Assim que o bisturi toma a direcção do pulso forte e decidido daquele cirurgião das cavidades, deixo de pensar.
Sinto.
O sangue a jorrar pelos cantos da boca, misturado com o latejar metálico dos instrumentos afinados daquela orquestra.
Digo. Esteja à vontade.
Até à garganta tem terreno para escarificar.
Depois engulo.
São instantes.
Da qualidade daqueles que se querem breves. O suficiente.
Para não pores em causa a ideia de finitude.
Aguenta.
Remédio.
Para a tosse não tem nada, não doutor?
Chato que não se possa fumar.
Anos mais tarde, também nos cafés.
Um pouco de fumo para despistar, isso é que era.
Mas não, pois trabalho a fazer.
E falo.
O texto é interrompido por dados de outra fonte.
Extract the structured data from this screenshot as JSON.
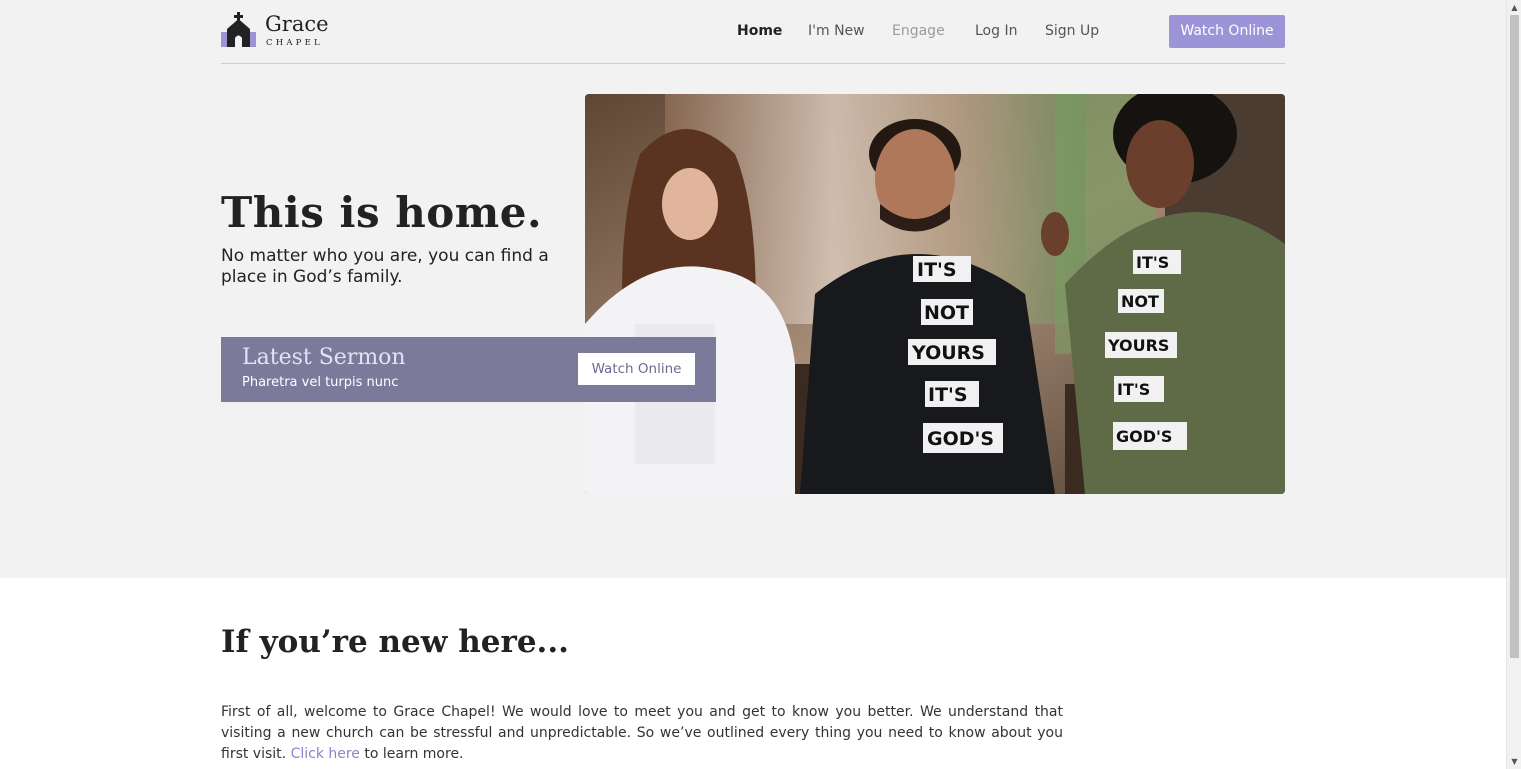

Erecto.
Com mestria e requintes de transplante.
Não é comum chegar assim até mim, alguém tão necessitado. Diz o doutor.
Agradeço a simpatia.
Verdade. Tens a boca numa miséria. A boca?
Fodasse, todo eu sou miséria.
Com pressa da resolução.
Terminal não sabe, que isto de assumir compromissos não é para mim.
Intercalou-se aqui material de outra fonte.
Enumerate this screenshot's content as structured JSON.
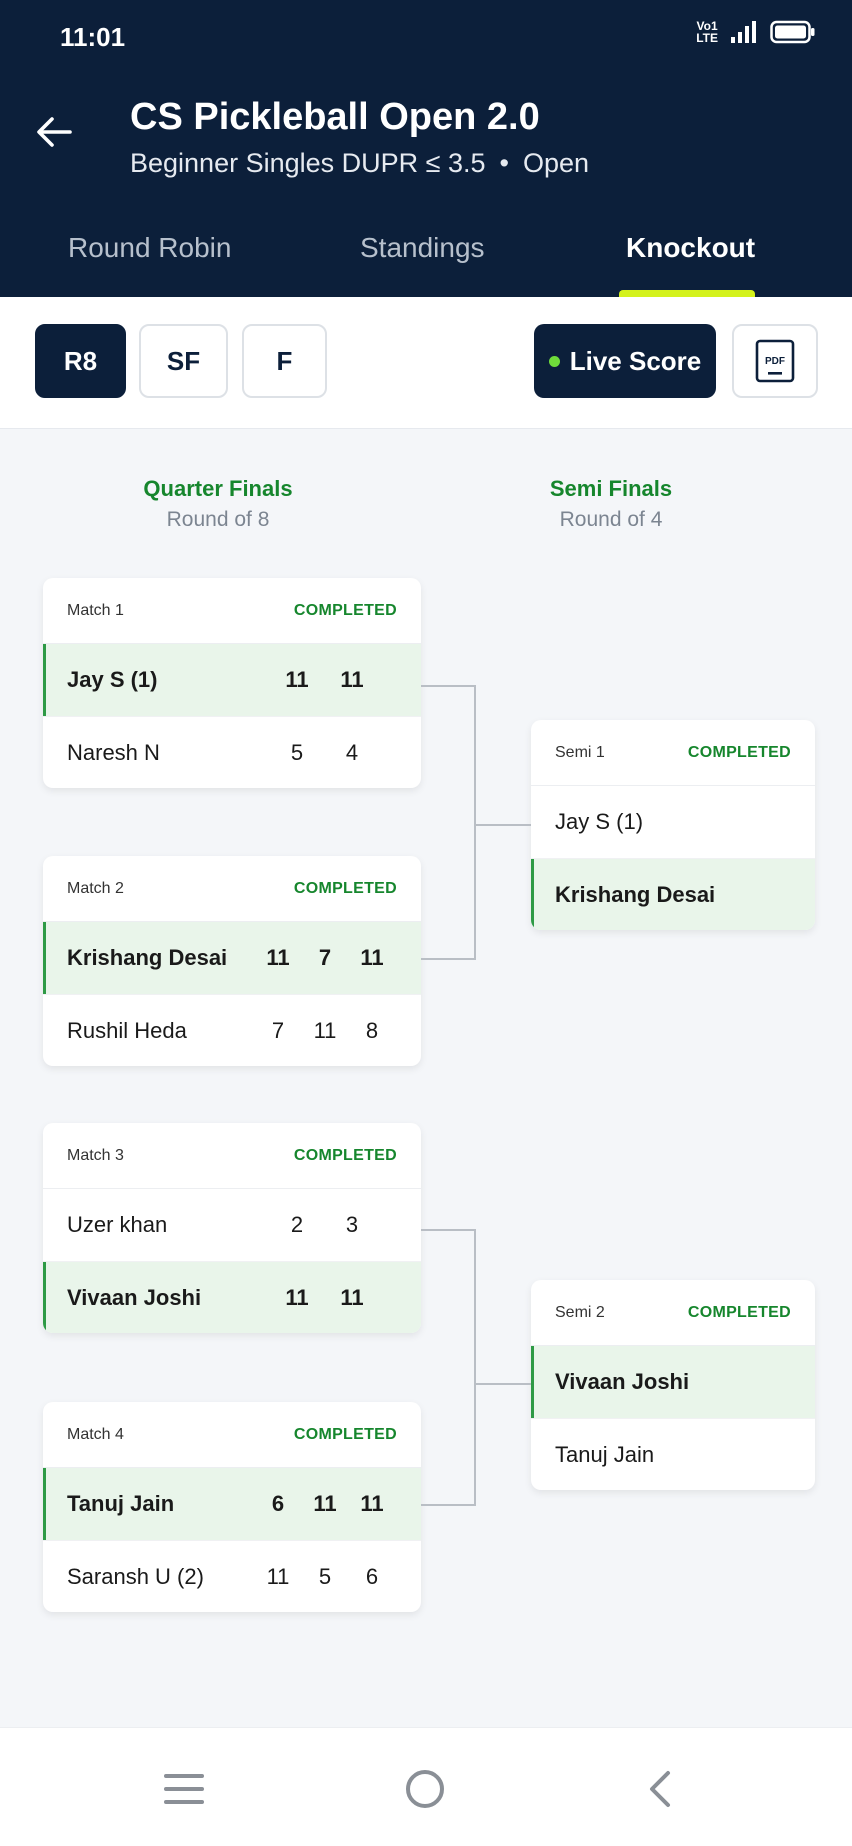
{
  "status": {
    "time": "11:01",
    "volte_line1": "Vo1",
    "volte_line2": "LTE"
  },
  "header": {
    "title": "CS Pickleball Open 2.0",
    "category": "Beginner Singles DUPR ≤ 3.5",
    "separator": "•",
    "state": "Open"
  },
  "tabs": [
    {
      "label": "Round Robin"
    },
    {
      "label": "Standings"
    },
    {
      "label": "Knockout",
      "active": true
    }
  ],
  "toolbar": {
    "rounds": [
      "R8",
      "SF",
      "F"
    ],
    "active_round": "R8",
    "live_score": "Live Score",
    "pdf": "PDF"
  },
  "columns": {
    "qf_title": "Quarter Finals",
    "qf_sub": "Round of 8",
    "sf_title": "Semi Finals",
    "sf_sub": "Round of 4"
  },
  "matches": [
    {
      "label": "Match 1",
      "status": "COMPLETED",
      "p1": {
        "name": "Jay S (1)",
        "scores": [
          "11",
          "11"
        ],
        "win": true
      },
      "p2": {
        "name": "Naresh N",
        "scores": [
          "5",
          "4"
        ],
        "win": false
      }
    },
    {
      "label": "Match 2",
      "status": "COMPLETED",
      "p1": {
        "name": "Krishang Desai",
        "scores": [
          "11",
          "7",
          "11"
        ],
        "win": true
      },
      "p2": {
        "name": "Rushil Heda",
        "scores": [
          "7",
          "11",
          "8"
        ],
        "win": false
      }
    },
    {
      "label": "Match 3",
      "status": "COMPLETED",
      "p1": {
        "name": "Uzer khan",
        "scores": [
          "2",
          "3"
        ],
        "win": false
      },
      "p2": {
        "name": "Vivaan Joshi",
        "scores": [
          "11",
          "11"
        ],
        "win": true
      }
    },
    {
      "label": "Match 4",
      "status": "COMPLETED",
      "p1": {
        "name": "Tanuj Jain",
        "scores": [
          "6",
          "11",
          "11"
        ],
        "win": true
      },
      "p2": {
        "name": "Saransh U (2)",
        "scores": [
          "11",
          "5",
          "6"
        ],
        "win": false
      }
    }
  ],
  "semis": [
    {
      "label": "Semi 1",
      "status": "COMPLETED",
      "p1": {
        "name": "Jay S (1)",
        "win": false
      },
      "p2": {
        "name": "Krishang Desai",
        "win": true
      }
    },
    {
      "label": "Semi 2",
      "status": "COMPLETED",
      "p1": {
        "name": "Vivaan Joshi",
        "win": true
      },
      "p2": {
        "name": "Tanuj Jain",
        "win": false
      }
    }
  ],
  "colors": {
    "navy": "#0c1f3a",
    "accent": "#d4f21c",
    "green": "#16862d",
    "win_bg": "#e9f5ea",
    "live_dot": "#6fdc3a"
  },
  "icons": {
    "back": "arrow-left-icon",
    "pdf": "pdf-icon",
    "menu": "menu-icon",
    "home": "home-circle-icon",
    "nav_back": "chevron-left-icon"
  }
}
Por hoje, isso arranja-se.
Ainda uma moeda no dito de alfaiate.
Melhor.
Alguém a quem ligar, depois de sair do cadeirão.
Que descanso.
Ele que não me ouve bem, tem máscara anti poeiras na boca.
A sério?
Enfim, só para algumas.
Com largo espectro não saem tão em conta.
Esta, o patrão oferece.

E aquele personagem agarra-se a qualquer coisa que lhe permita sair por uns momentos.
Neste caso, até simpatizo.
Sítio interessante.
Cave de um edifício. Daqueles bem construídos, a pensar no marquês.
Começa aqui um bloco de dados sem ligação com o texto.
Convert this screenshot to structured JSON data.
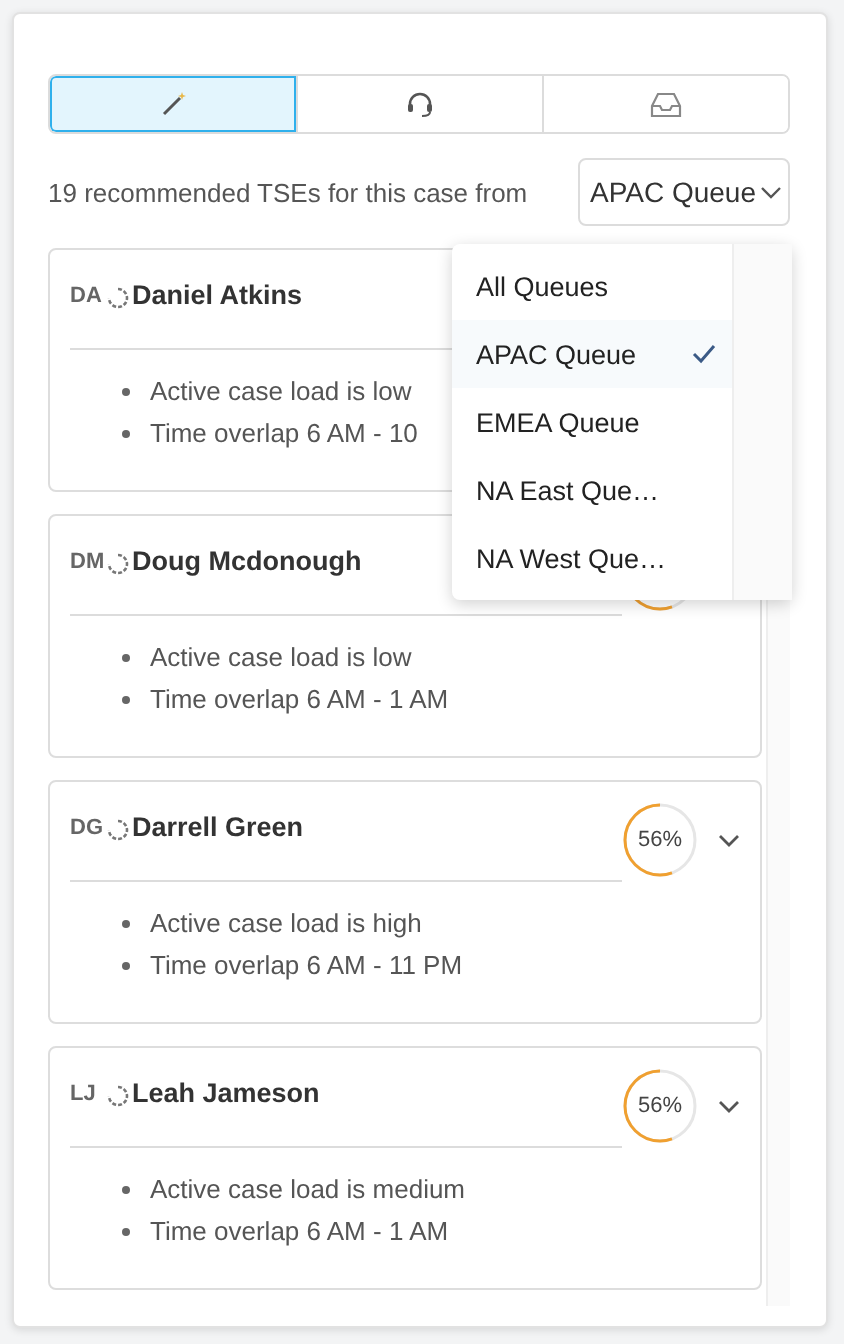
{
  "tabs": [
    {
      "selected": true
    },
    {
      "selected": false
    },
    {
      "selected": false
    }
  ],
  "summary": "19 recommended TSEs for this case from",
  "queue_select": {
    "value": "APAC Queue",
    "expanded": true
  },
  "queue_menu": [
    {
      "label": "All Queues",
      "selected": false
    },
    {
      "label": "APAC Queue",
      "selected": true
    },
    {
      "label": "EMEA Queue",
      "selected": false
    },
    {
      "label": "NA East Que…",
      "selected": false
    },
    {
      "label": "NA West Que…",
      "selected": false
    }
  ],
  "engineers": [
    {
      "initials": "DA",
      "name": "Daniel Atkins",
      "reasons": [
        "Active case load is low",
        "Time overlap 6 AM - 10"
      ]
    },
    {
      "initials": "DM",
      "name": "Doug Mcdonough",
      "ring": true,
      "reasons": [
        "Active case load is low",
        "Time overlap 6 AM - 1 AM"
      ]
    },
    {
      "initials": "DG",
      "name": "Darrell Green",
      "ring": true,
      "match": "56%",
      "reasons": [
        "Active case load is high",
        "Time overlap 6 AM - 11 PM"
      ]
    },
    {
      "initials": "LJ",
      "name": "Leah Jameson",
      "ring": true,
      "match": "56%",
      "reasons": [
        "Active case load is medium",
        "Time overlap 6 AM - 1 AM"
      ]
    }
  ]
}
Perto das Amoreiras. Lisboa.
Escura, mas com bancos de madeira e as últimas publicações em revista das vaidades nacionais.
O trabalho em si, aparatoso. E barulhento.
Consiste em amassar bem aquela amálgama de material em pó, que se quer graduado.
Em cimento-cola.
Espero que não se espalhe muito.
Para que não se confunda. A ele e a mim.
Com o branco também pó.
Que se espraia no comprimento.
Da mesa improvisada em barris.
Cheios e vazios.
Como os dias.

Ele mais velho. O personagem.
E enfermeiro.
Ralhete por não ajudar muito.
Em casa, a mesma coisa.
Habituado a mesa posta e a roupa lavada. Eu é que não gosto.
Melhor com o sebo acumulado na relva do Cais do Sodré à espera do primeiro barco.
Que me leve daqui.
O da manhã.
Que a noite já engoliu todas as forças.
E formas.
De me enganar.
Mas isso é só mais logo.
Agora tenho de perder o medo e a ânsia.
De sentir o primeiro.
Não o barco, mas o chuto da agulha.
Com cuidado. Não temo, é diplomado.
Na escola da passagem e dos azedumes de retornado.
Até adquiridos nas fileiras da Legião Estrangeira, porque muito viajado.
Só não sai do mesmo sítio.
Por mim, prefiro esta.
Viagem do transporte ao cerne de mim e à negritude do pensar.
Que se quer nenhum. Agora.
Porque todo o espaço é pouco.
Para a explosão em milhares de nebulosas a tocarem no fio dos teus cabelos.
Encaracolado.
Afago de tormenta que agora é luz.
Da felicidade que se espalha no apartamento espaçoso em número de assoalhadas do sentir.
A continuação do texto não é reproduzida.